30,000 petals close to each other form an armchair. This furniture can’t be real, it was said when the first pictures appeared. It was originally just a part of the Hortensia virtual furniture collection by designers Júlia Esqué and Andrés Reisinger from Barcelona. Buyers can integrate it into virtual worlds. But then came requests for real chairs. Esqué and Reisinger are now collaborating with Dutch interior design studio Moooi. Modern laser technology makes it possible to produce flower petals from fabric.
The example shows that objects that are based on reality appear in virtual worlds and computer games. But it also works the other way around. An extreme case is Richard Garriott. The inventor of the “Ultima” series, one of the pioneers of computer fantasy games, built the complex of buildings Britannia Manor in the 1980s – with traps and secret passages just like in his fantasy worlds.
The Reisinger armchair shows that it is even closer to the common needs of people. The designer sees tables, chairs and sofas more as part of a social code: “I don’t know how Metaverse will affect habits, but I think it will change such social codes.”
Metaverse is a kind of three-dimensional Internet, a world in which you can immerse yourself with the help of special glasses. There you can explore digital spaces, meet other people, but also shop. The boundaries are blurring more and more – even when it comes to interior design preferences.
Everything will be a little crazier
Sebastian Klöß, Head of Consumer Technology and AR/VR at digital association Bitkom, explains that these are still isolated cases, but more efforts are being made to recreate ideal lifestyles in virtual worlds: “It’s different with fashion, where transfer of virtual reality models are already very strong.”
This industry in particular also uses Metaverse as a template for their stores. This spring, Benetton used the design of its Metaverse online store as a model for its store on Corso Vittorio Emanuele II in Milan – and designed the store in pink. “We are creating the same emotional ecosystem in physical retail as is available in the Metaverse virtual store,” said CEO Massimo Renon.
Last year, the luxury brand Louis Vuitton, otherwise known for its elegant look, designed its showroom in Japan with bright and playful colors. Loud colors and color combinations are a feature of Metaverse’s design, says interior designer Karsten Ermann: “I can imagine that more colors and more unusual color combinations will also be used in our homes during the development of Metaverse” .
What role does copyright play?
“Mars House,” a digital building by artist Krista Kim, which found a buyer for about US$500,000, will be on display at Palazzo Strozzi in Florence until July 31. If an exhibition visitor wants to transfer the concept to reality, companies are already available.

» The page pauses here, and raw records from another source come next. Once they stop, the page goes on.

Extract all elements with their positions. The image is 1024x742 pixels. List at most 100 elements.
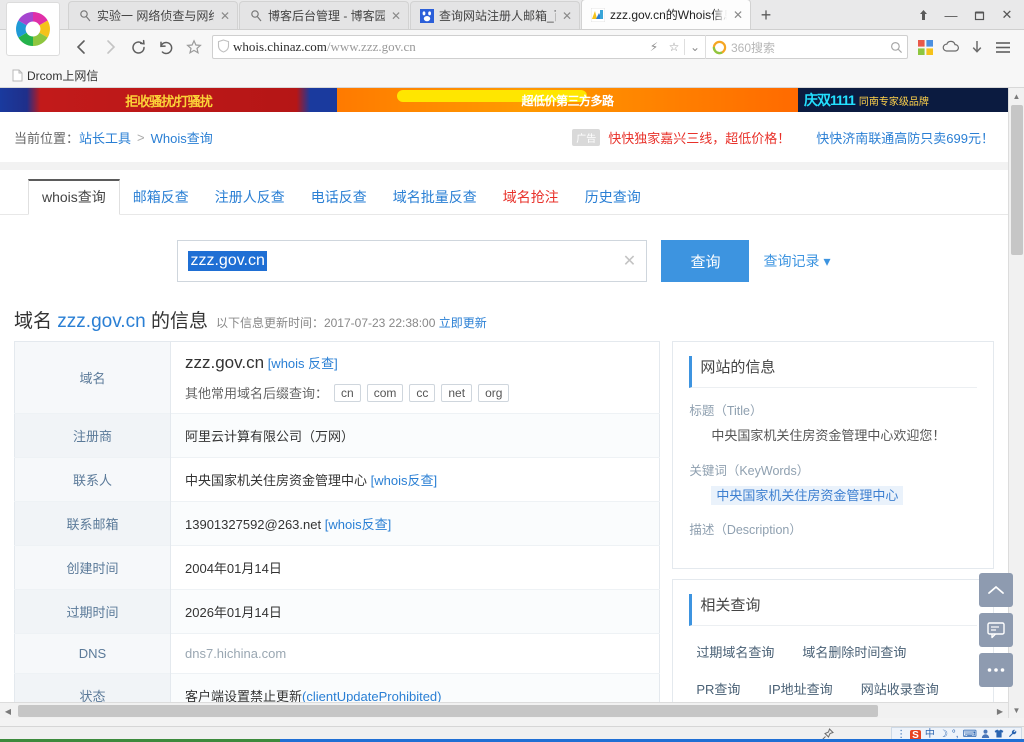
site-info-card: 网站的信息 标题（Title） 中央国家机关住房资金管理中心欢迎您！ 关键词（K… <box>672 341 994 569</box>
whois-reverse-link[interactable]: [whois反查] <box>371 473 437 488</box>
page-tab-history[interactable]: 历史查询 <box>572 181 654 214</box>
breadcrumb-link-whois[interactable]: Whois查询 <box>151 128 213 147</box>
search-icon[interactable] <box>890 41 903 54</box>
chevron-down-icon[interactable]: ⌄ <box>685 40 705 54</box>
scroll-up-arrow[interactable]: ▲ <box>1009 88 1024 104</box>
close-icon[interactable]: ✕ <box>390 9 402 23</box>
page-tab-batch-reverse[interactable]: 域名批量反查 <box>380 181 490 214</box>
tab-strip: 实验一 网络侦查与网络扫 ✕ 博客后台管理 - 博客园 ✕ 查询网站注册人邮 <box>0 0 1024 56</box>
close-icon[interactable]: ✕ <box>732 8 744 22</box>
title-field-value: 中央国家机关住房资金管理中心欢迎您！ <box>711 428 946 443</box>
top-ad-banner[interactable]: 拒收骚扰/打骚扰 超低价第三方多路 庆双1111 同南专家级品牌 <box>0 88 1008 112</box>
close-icon[interactable]: ✕ <box>561 9 573 23</box>
browser-tab-2[interactable]: 博客后台管理 - 博客园 ✕ <box>239 1 409 29</box>
scroll-left-arrow[interactable]: ◀ <box>0 703 16 718</box>
bookmark-item[interactable]: Drcom上网信 <box>8 66 102 85</box>
browser-tab-3[interactable]: 查询网站注册人邮箱_百度 ✕ <box>410 1 580 29</box>
browser-tab-1[interactable]: 实验一 网络侦查与网络扫 ✕ <box>68 1 238 29</box>
close-icon[interactable]: ✕ <box>219 9 231 23</box>
table-row: DNS dns7.hichina.com <box>14 633 660 674</box>
navigation-bar: whois.chinaz.com/www.zzz.gov.cn ⚡ ☆ ⌄ 36… <box>0 30 1024 64</box>
minimize-button[interactable]: — <box>938 2 964 28</box>
browser-tab-4-active[interactable]: zzz.gov.cn的Whois信息 - ✕ <box>581 0 751 29</box>
related-link-delete-time[interactable]: 域名删除时间查询 <box>795 638 913 665</box>
query-submit-button[interactable]: 查询 <box>661 240 750 282</box>
domain-input-value[interactable]: zzz.gov.cn <box>188 251 267 271</box>
ad-center[interactable]: 超低价第三方多路 <box>337 88 798 112</box>
ad-right[interactable]: 庆双1111 同南专家级品牌 <box>798 88 1008 112</box>
page-tab-email-reverse[interactable]: 邮箱反查 <box>120 181 202 214</box>
browser-search-box[interactable]: 360搜索 <box>705 35 903 59</box>
reload-button[interactable] <box>124 33 152 61</box>
breadcrumb-ads: 广告 快快独家嘉兴三线，超低价格！ 快快济南联通高防只卖699元！ <box>572 128 994 147</box>
wrench-glyph <box>1009 729 1017 738</box>
page-tab-whois[interactable]: whois查询 <box>28 179 120 215</box>
cloud-icon[interactable] <box>938 33 964 61</box>
360-search-icon <box>712 40 727 54</box>
clear-x-icon[interactable]: ✕ <box>612 251 646 271</box>
related-links-list: 过期域名查询 域名删除时间查询 PR查询 IP地址查询 网站收录查询 <box>689 638 977 702</box>
browser-logo[interactable] <box>6 2 60 56</box>
contact-value: 中央国家机关住房资金管理中心 <box>185 473 368 488</box>
url-path: /www.zzz.gov.cn <box>326 39 416 54</box>
close-window-button[interactable]: ✕ <box>994 2 1020 28</box>
ad-left[interactable]: 拒收骚扰/打骚扰 <box>0 88 337 112</box>
expires-value: 2026年01月14日 <box>185 605 282 620</box>
related-link-index[interactable]: 网站收录查询 <box>854 675 946 702</box>
breadcrumb-bar: 当前位置： 站长工具 > Whois查询 广告 快快独家嘉兴三线，超低价格！ 快… <box>0 112 1008 162</box>
scroll-right-arrow[interactable]: ▶ <box>992 703 1008 718</box>
update-now-link[interactable]: 立即更新 <box>439 316 487 330</box>
breadcrumb-link-tools[interactable]: 站长工具 <box>79 128 131 147</box>
vertical-scroll-thumb[interactable] <box>1011 105 1023 255</box>
back-button[interactable] <box>68 33 96 61</box>
row-key: DNS <box>14 633 171 674</box>
suffix-org[interactable]: org <box>478 383 510 402</box>
keywords-field-value: 中央国家机关住房资金管理中心 <box>689 485 977 506</box>
update-time-text: 以下信息更新时间：2017-07-23 22:38:00 立即更新 <box>216 314 487 331</box>
back-arrow-icon <box>76 40 85 54</box>
page-tab-domain-grab[interactable]: 域名抢注 <box>490 181 572 214</box>
apps-grid-glyph <box>917 39 933 55</box>
page-tab-phone-reverse[interactable]: 电话反查 <box>298 181 380 214</box>
related-link-expired-domain[interactable]: 过期域名查询 <box>689 638 781 665</box>
apps-grid-icon[interactable] <box>912 33 938 61</box>
scroll-down-arrow[interactable]: ▼ <box>1009 702 1024 718</box>
star-icon[interactable]: ☆ <box>664 40 684 54</box>
cloud-glyph <box>942 40 959 52</box>
related-link-pr[interactable]: PR查询 <box>689 675 747 702</box>
forward-button[interactable] <box>96 33 124 61</box>
chinaz-icon <box>591 7 605 22</box>
ad-text-red[interactable]: 快快独家嘉兴三线，超低价格！ <box>608 128 790 147</box>
ad-text-blue[interactable]: 快快济南联通高防只卖699元！ <box>816 128 994 147</box>
table-row: 联系邮箱 13901327592@263.net [whois反查] <box>14 501 660 546</box>
new-tab-button[interactable]: + <box>752 1 780 29</box>
related-queries-title: 相关查询 <box>689 594 977 626</box>
suffix-net[interactable]: net <box>441 383 473 402</box>
menu-icon[interactable] <box>990 33 1016 61</box>
undo-icon <box>159 40 172 54</box>
whois-reverse-link[interactable]: [whois反查] <box>325 517 391 532</box>
scroll-to-top-button[interactable] <box>979 573 1013 607</box>
query-history-dropdown[interactable]: 查询记录 ▾ <box>763 251 830 271</box>
horizontal-scrollbar[interactable]: ◀ ▶ <box>0 702 1008 718</box>
page-title: 域名 zzz.gov.cn 的信息 <box>14 306 208 333</box>
page-tab-registrant-reverse[interactable]: 注册人反查 <box>202 181 298 214</box>
whois-reverse-link[interactable]: [whois 反查] <box>268 356 338 371</box>
restore-session-icon[interactable] <box>910 2 936 28</box>
maximize-button[interactable] <box>966 2 992 28</box>
bookmark-star-button[interactable] <box>180 33 208 61</box>
suffix-cn[interactable]: cn <box>334 383 361 402</box>
lightning-icon[interactable]: ⚡ <box>644 40 664 54</box>
suffix-com[interactable]: com <box>366 383 404 402</box>
home-undo-button[interactable] <box>152 33 180 61</box>
suffix-cc[interactable]: cc <box>409 383 436 402</box>
more-button[interactable] <box>979 653 1013 687</box>
domain-input-wrapper[interactable]: zzz.gov.cn ✕ <box>177 240 648 282</box>
related-link-ip[interactable]: IP地址查询 <box>761 675 839 702</box>
address-bar[interactable]: whois.chinaz.com/www.zzz.gov.cn ⚡ ☆ ⌄ 36… <box>212 35 908 59</box>
horizontal-scroll-thumb[interactable] <box>18 705 878 717</box>
domain-value: zzz.gov.cn <box>185 353 265 372</box>
feedback-button[interactable] <box>979 613 1013 647</box>
whois-table: 域名 zzz.gov.cn [whois 反查] 其他常用域名后缀查询： cn … <box>14 341 661 718</box>
download-icon[interactable] <box>964 33 990 61</box>
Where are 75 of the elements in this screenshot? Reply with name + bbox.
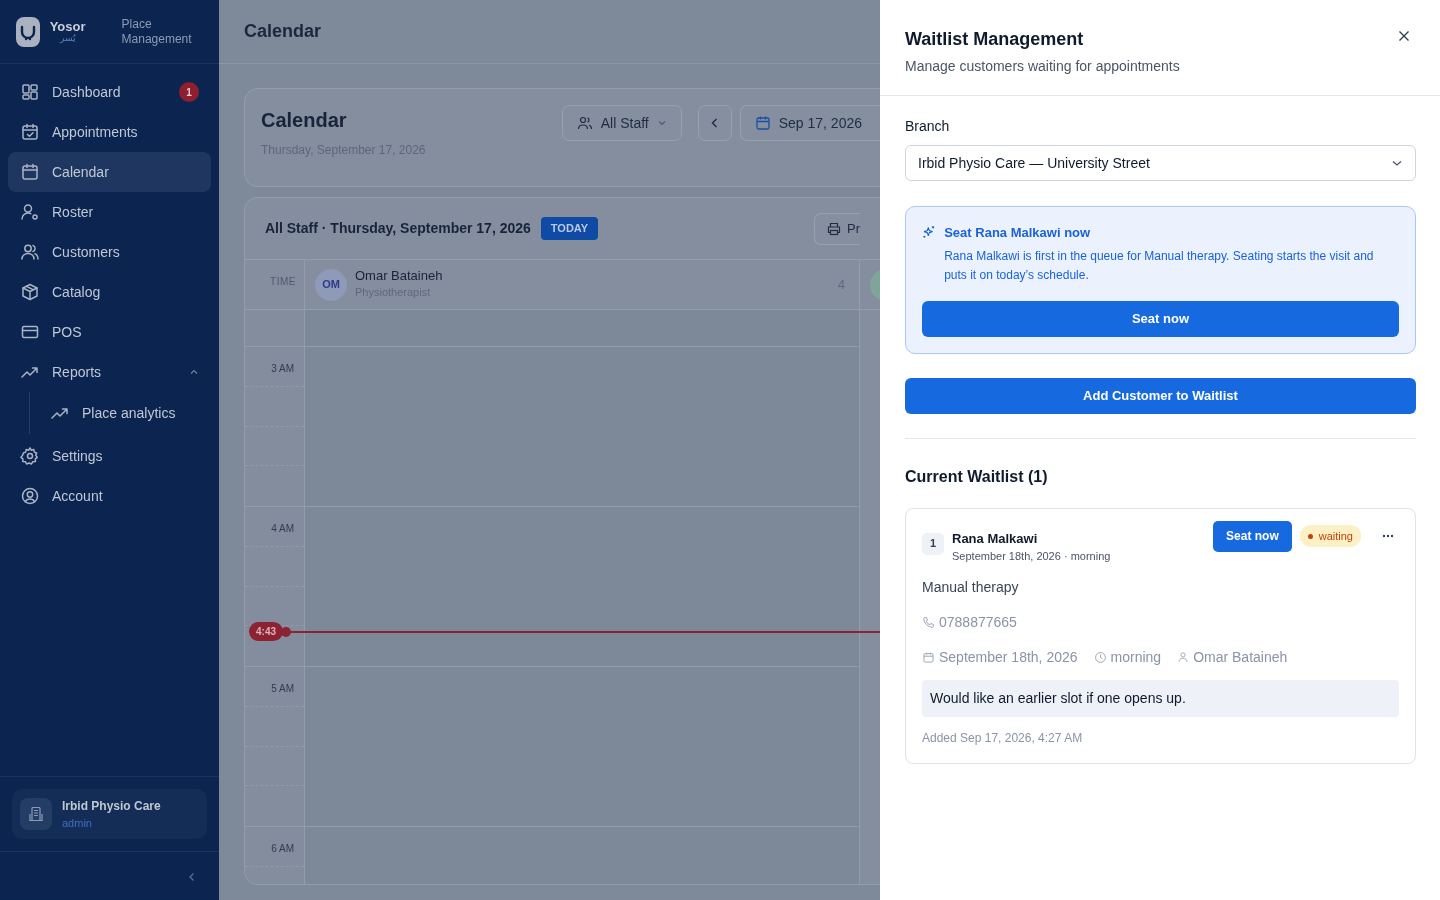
- calendar-title: Calendar: [261, 108, 348, 133]
- building-icon: [28, 805, 44, 822]
- added-timestamp: Added Sep 17, 2026, 4:27 AM: [922, 729, 1084, 747]
- workspace-name: Irbid Physio Care: [62, 797, 161, 815]
- staff-filter-dropdown[interactable]: All Staff: [561, 105, 682, 141]
- sidebar-item[interactable]: Dashboard 1: [8, 72, 211, 112]
- staff-avatar: OM: [315, 268, 347, 301]
- settings-icon: [20, 446, 40, 466]
- preferred-time: morning: [1110, 647, 1162, 667]
- printer-icon: [827, 221, 841, 236]
- date-picker-button[interactable]: Sep 17, 2026: [739, 105, 880, 141]
- person-icon: [1177, 651, 1190, 663]
- brand-name-arabic: يُسر: [58, 34, 77, 44]
- panel-subtitle: Manage customers waiting for appointments: [905, 57, 1180, 76]
- staff-name: Omar Bataineh: [1193, 647, 1288, 667]
- brand-name: Yosor: [49, 19, 86, 34]
- hour-label: 4 AM: [270, 522, 295, 536]
- sidebar-item[interactable]: Customers: [8, 232, 211, 272]
- workspace-role: admin: [62, 815, 93, 831]
- phone-icon: [922, 615, 935, 629]
- sidebar-item[interactable]: Settings: [8, 436, 211, 476]
- waitlist-title: Current Waitlist (1): [905, 466, 1049, 487]
- add-to-waitlist-button[interactable]: Add Customer to Waitlist: [905, 377, 1416, 414]
- calendar-icon: [20, 162, 40, 182]
- phone-number: 0788877665: [939, 612, 1017, 632]
- sidebar-item[interactable]: Reports: [8, 352, 211, 392]
- sidebar-item[interactable]: Roster: [8, 192, 211, 232]
- hour-label: 6 AM: [270, 842, 295, 856]
- account-icon: [20, 486, 40, 506]
- sidebar-item[interactable]: Account: [8, 476, 211, 516]
- current-time-badge: 4:43: [249, 622, 283, 641]
- more-icon: [1382, 534, 1394, 538]
- panel-title: Waitlist Management: [905, 28, 1085, 51]
- notification-badge: 1: [179, 82, 199, 102]
- staff-name: Omar Bataineh: [355, 268, 443, 285]
- box-icon: [20, 282, 40, 302]
- users-icon: [20, 242, 40, 262]
- hour-label: 3 AM: [270, 362, 295, 376]
- sidebar-item[interactable]: POS: [8, 312, 211, 352]
- schedule-heading: All Staff · Thursday, September 17, 2026: [265, 219, 531, 238]
- sidebar-subitem[interactable]: Place analytics: [38, 392, 211, 434]
- status-badge: waiting: [1299, 524, 1361, 548]
- sparkles-icon: [922, 223, 937, 241]
- calendar-icon: [754, 115, 771, 131]
- close-icon: [1398, 30, 1410, 42]
- branch-label: Branch: [905, 117, 951, 136]
- suggestion-title: Seat Rana Malkawi now: [944, 224, 1092, 242]
- brand-tagline: Place Management: [121, 16, 193, 47]
- customer-name: Rana Malkawi: [952, 529, 1039, 548]
- user-gear-icon: [20, 202, 40, 222]
- page-title: Calendar: [244, 20, 322, 43]
- queue-position: 1: [922, 532, 944, 555]
- sidebar-item[interactable]: Calendar: [8, 152, 211, 192]
- chevron-down-icon: [656, 118, 667, 128]
- workspace-card[interactable]: Irbid Physio Care admin: [12, 788, 207, 839]
- seat-now-button[interactable]: Seat now: [1213, 520, 1292, 552]
- branch-select[interactable]: Irbid Physio Care — University Street: [905, 145, 1416, 181]
- hour-label: 5 AM: [270, 682, 295, 696]
- sidebar-item[interactable]: Appointments: [8, 112, 211, 152]
- today-badge: TODAY: [540, 217, 599, 240]
- sidebar-item[interactable]: Catalog: [8, 272, 211, 312]
- chevron-left-icon: [187, 871, 197, 882]
- users-icon: [576, 115, 593, 131]
- calendar-check-icon: [20, 122, 40, 142]
- calendar-icon: [922, 650, 935, 664]
- preferred-slot: September 18th, 2026 · morning: [952, 548, 1111, 565]
- suggestion-text: Rana Malkawi is first in the queue for Manual therapy. Seating starts the visit and puts it on today’s schedule.: [944, 247, 1375, 284]
- preferred-date: September 18th, 2026: [939, 647, 1078, 667]
- print-button[interactable]: Pr: [814, 212, 860, 245]
- seat-now-button[interactable]: Seat now: [922, 300, 1399, 337]
- chevron-up-icon: [189, 367, 199, 377]
- service-name: Manual therapy: [922, 577, 1020, 597]
- grid-icon: [20, 82, 40, 102]
- customer-note: Would like an earlier slot if one opens up.: [922, 679, 1399, 717]
- clock-icon: [1093, 650, 1107, 664]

It’s not always like that. If you see a piece of furniture in a computer game that you like, you usually must have made it specifically. It could be a chair or tapestry from a fantasy or sci-fi epic, a modern kitchen from The Sims, a garden, or even a specific architectural form.
However, here the consumer may encounter legal obstacles. As long as you make objects for yourself, there are no legal problems, says Christian Wenzler, general manager of the Bavarian carpentry trade association in Munich: “As soon as a company does this commercially, copyright becomes a problem. ” He advises to clarify in advance. Otherwise, he recommends that members of his association reject customer requests.
In fact, copies are only a temporary solution. Because the next generations of virtual and augmented reality glasses (VR and AR) allow other approaches. A virtual chair is no longer repeated as with Moooi. “Instead, there is a simple chair in the room on which a design is projected,” predicts Bitkom expert Klöß.
Theoretically, it would even be possible to represent only walls and doors virtually
The same goes for cabinets, tables and other furniture. “With the glasses, for example, everyone in the family can determine for themselves where and in what size which picture is hanging on the wall,” says Klöß. In combination with a smart watch or a fitness tracker, wall colors and lighting can also be individual and have a calming or stimulating effect depending on the situation. Theoretically, it would even be possible to represent only walls and doors virtually. “But I don’t know how opaque they would actually be,” says Klöß.
Greg Madison went one step further. He is a designer at Unity Technologies, a company that, among other things, has developed a programming platform for computer games. He turned his apartment into a computer game. If he puts on his VR glasses, the little aliens attack. He can dodge them with different weapons. For example, arrows get stuck in the window frame, aliens seek cover behind pieces of furniture. Then Greg Madison’s apartment becomes a battlefield.